The alleged rape of a Japanese woman by two U.S. sailors stationed in Okinawa has set off a firestorm of protest among the island’s residents who have long been resentful of the American military presence there.
The two sailors, both 23-year-old men, were arrested by Japanese authorities Tuesday, the same day of the incident.
The U.S. Ambassador to Japan John Roos said his office was taking the incident very seriously and cooperating with local authorities.
“The United States government is extremely concerned by recent allegations of misconduct by two individual United States service members,” Roos said in a statement, the Associate Press reported.
“We are committed to cooperating fully with the Japanese authorities in their investigation. ... These allegations, given their seriousness, will continue to command my full personal attention."
The incident has incited an uproar among the Okinawans who have demanded a reduction of the U.S. military presence on the island. If the two men are convicted, it will be the second case of sexual assault by members of the U.S. military. In 1995, three U.S. servicemen raped a 12-year-old girl, which was followed by mass protests by Okinawans.
NHK, Japan’s national broadcaster, reported that the latest rape case represented the seventh arrest of American servicemen for sex crimes since the U.S. returned Okinawa to Japan in 1972.
There are currently over 25,000 U.S. troops stationed in Okinawa, more than half of the U.S. forces in all of Japan. Many of the U.S. bases are located in densely populated areas of Okinawa.

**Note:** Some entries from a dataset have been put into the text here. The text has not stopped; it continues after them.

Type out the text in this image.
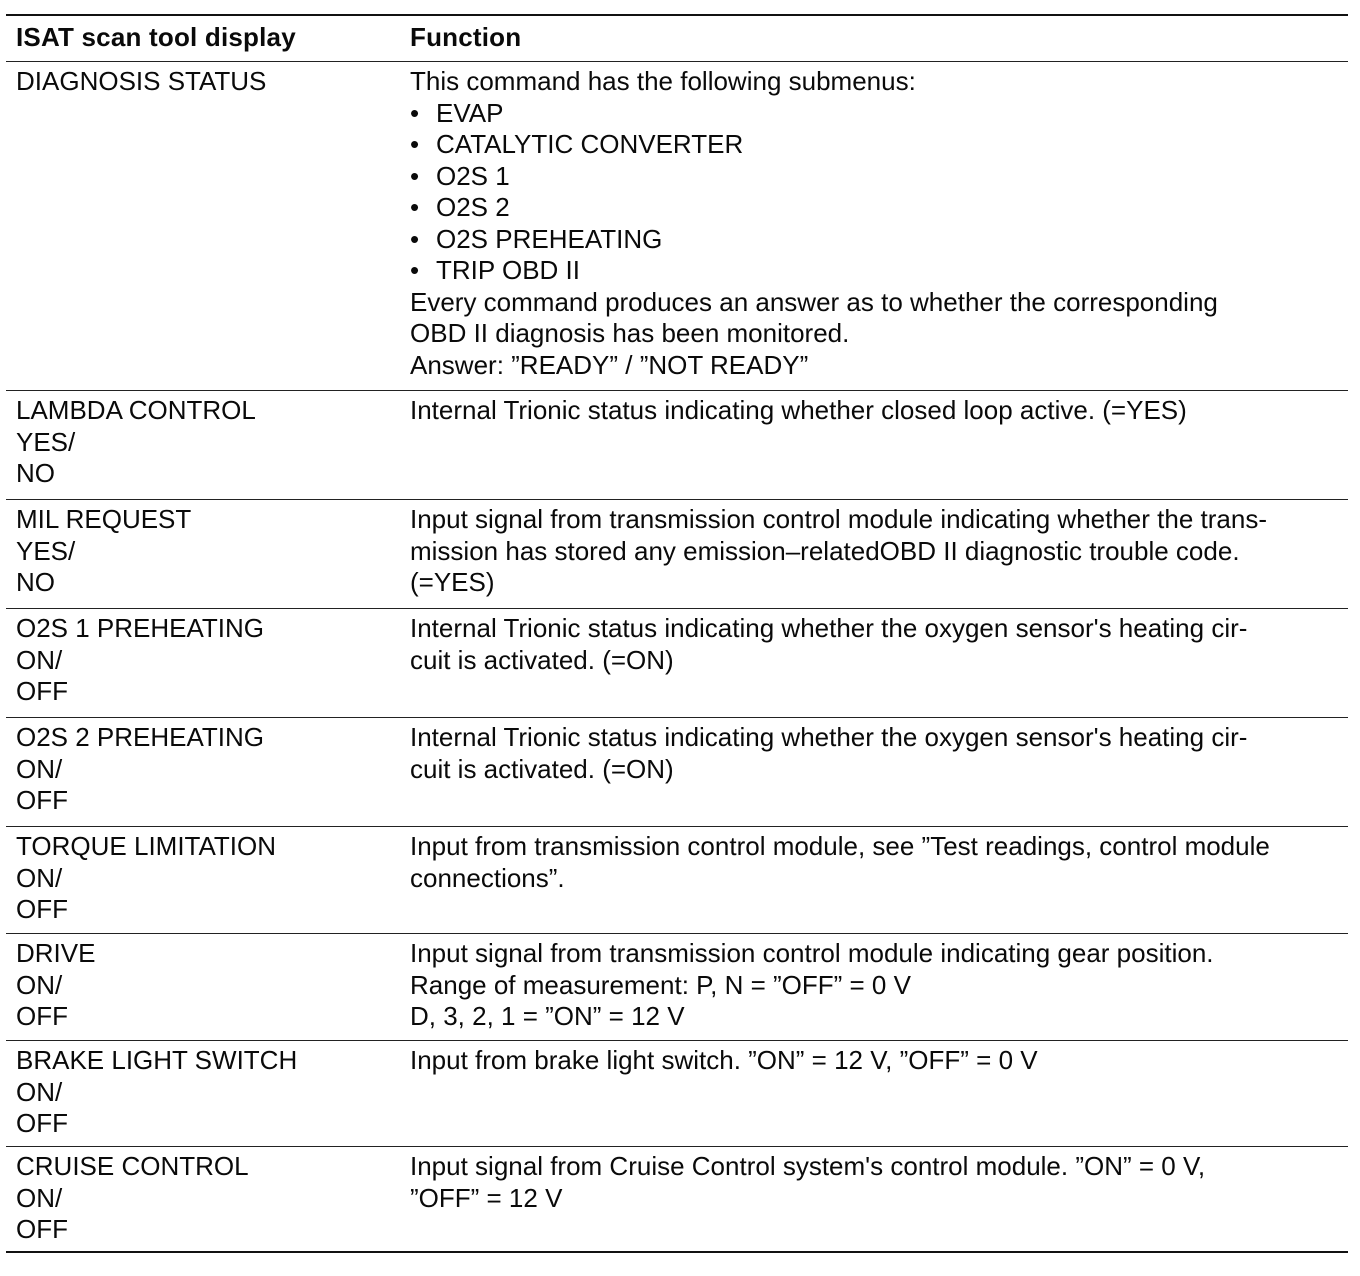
ISAT scan tool display	Function
DIAGNOSIS STATUS	This command has the following submenus:
• EVAP
• CATALYTIC CONVERTER
• O2S 1
• O2S 2
• O2S PREHEATING
• TRIP OBD II
Every command produces an answer as to whether the corresponding
OBD II diagnosis has been monitored.
Answer: ”READY” / ”NOT READY”
LAMBDA CONTROL
YES/
NO
Internal Trionic status indicating whether closed loop active. (=YES)
MIL REQUEST
YES/
NO
Input signal from transmission control module indicating whether the trans-
mission has stored any emission–relatedOBD II diagnostic trouble code.
(=YES)
O2S 1 PREHEATING
ON/
OFF
Internal Trionic status indicating whether the oxygen sensor's heating cir-
cuit is activated. (=ON)
O2S 2 PREHEATING
ON/
OFF
Internal Trionic status indicating whether the oxygen sensor's heating cir-
cuit is activated. (=ON)
TORQUE LIMITATION
ON/
OFF
Input from transmission control module, see ”Test readings, control module
connections”.
DRIVE
ON/
OFF
Input signal from transmission control module indicating gear position.
Range of measurement: P, N = ”OFF” = 0 V
D, 3, 2, 1 = ”ON” = 12 V
BRAKE LIGHT SWITCH
ON/
OFF
Input from brake light switch. ”ON” = 12 V, ”OFF” = 0 V
CRUISE CONTROL
ON/
OFF
Input signal from Cruise Control system's control module. ”ON” = 0 V,
”OFF” = 12 V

The U.S. has responded to the protests by agreeing to relocate some 9,000 troops off the island, as well as to eventually close the Futenma airbase located in an urban area of Okinawa and open a new one in a less densely populated part of the island, though such plans have been delayed.
The U.S. military presence in Japan has increasingly become strategic in the East Asia region with the expansion of China’s military and the persistent threat of North Korea, which aims to develop nuclear missiles.